Une des originalités de Roquetaillade, c’est que le château s’est presque toujours transmis par les femmes. Ainsi en 1552, Catherine de la Mothe épouse Jean de Lansac et lui apporte le château en dot. La famille Lansac fut à l’origine de la première restauration du château après les guerres de religion qui dévastèrent le pays. ils firent construire trois cheminées Renaissance, ajoutèrent un escalier et firent percer des fenêtres plus larges. D’ailleurs, le château ayant toujours été habité, chaque génération apporta sa contribution, si modeste fût-elle, à l’amélioration du confort (l’aménagement d’un château fort a toujours posé des problèmes tout à fait spécifiques – et on est loin de les avoir résolus, même aujourd’hui !).

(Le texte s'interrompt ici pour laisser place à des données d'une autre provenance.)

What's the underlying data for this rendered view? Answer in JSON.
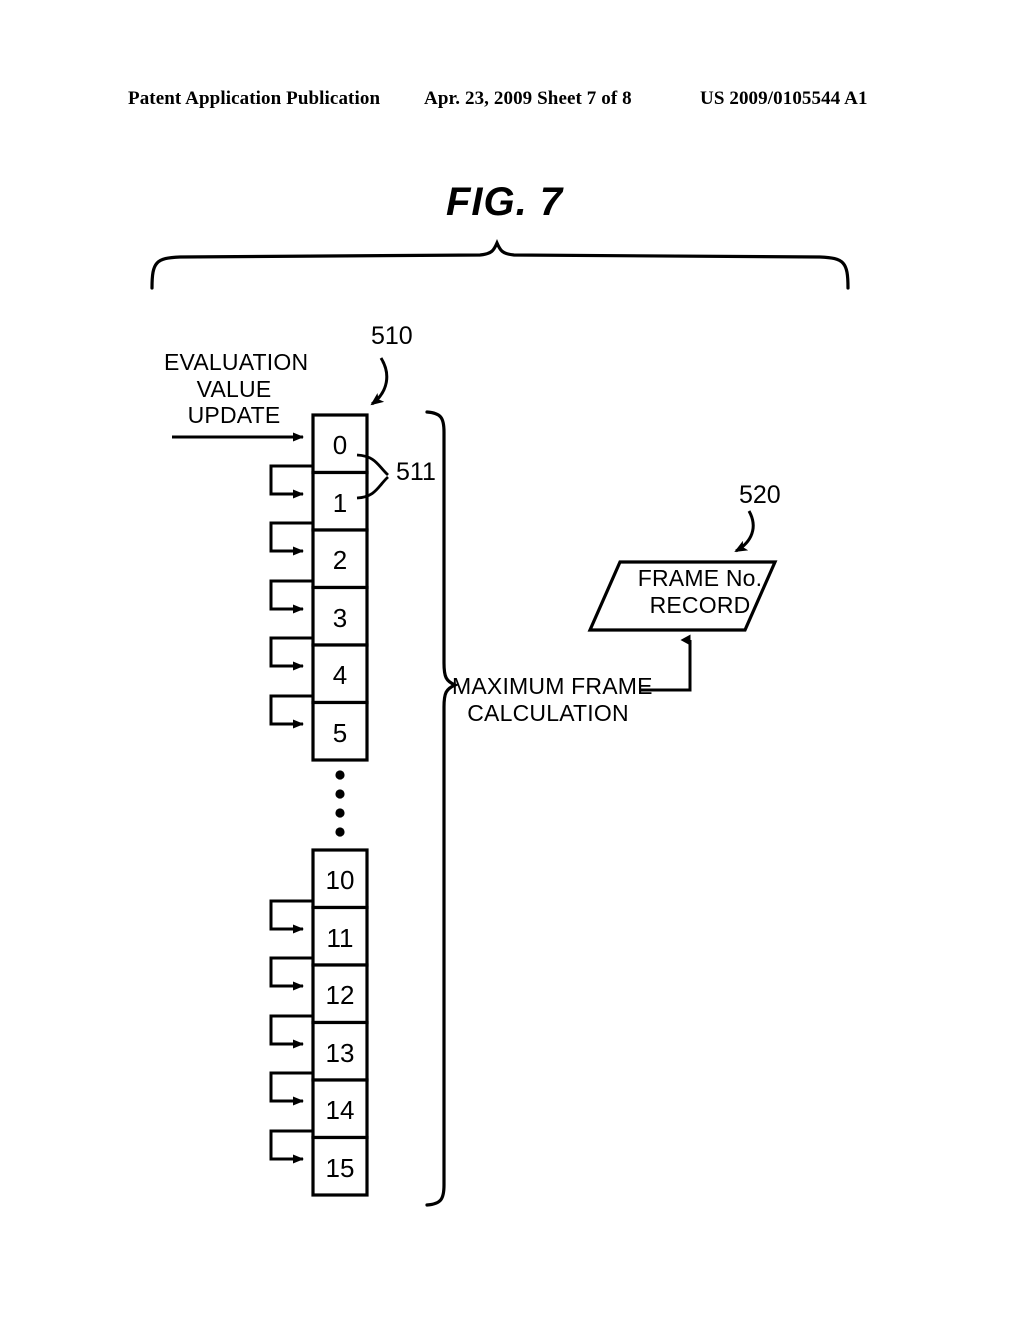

C’est encore une femme, Marie Henriette (1767 1852), fille du dernier marquis de Lansac, qui hérita de Roquetaillade et en assura la continuité. En 1789, elle épousa François de Laborie, lui apportant en dot les terres et le château. Mais peu après elle divorça de son mari parti en immigration, pour sauvegarder les biens de la famille. Cette pratique du divorce était fréquente à l’époque. En effet, les biens des émigrés étaient très souvent mis sous séquestre et même vendus. Marie Henriette était par ailleurs un personnage hors du commun. En pleine Révolution, alors que son père, le marquis de Lansac, et sa soeur aînée Geneviève étaient emprisonnés par les révolutionnaires, elle faisait la grande vie entre Bordeaux et Bazas, offrant de somptueux dîners et déclarant qu’elle n’avait jamais été aussi heureuse que sous la Terreur! Sous la révolution, le château de Roquetaillade échappa de peu à un triste sort. Une anecdote rapporte que le comité révolutionnaire de Bazas avait décrété sa démolition et envoyé une équipe d’hommes à cet effet. M. de Lansac doubla leur paie à la condition qu’ils n’en fassent rien et leur conseilla de venir plutôt boire « le bon vin de Roquetaillade ». Grâce au « bon vin » (il l’est toujours ! ), les révolutionnaires ne démolirent rien d’autre que le haut d’une tour, laquelle fut par la suite restaurée par les Mauvesin. Les seuls autres dégâts furent causés par la foudre qui frappa plusieurs fois le donjon, jusqu’au jour où le marquis de Mauvesin installa un paratonnerre.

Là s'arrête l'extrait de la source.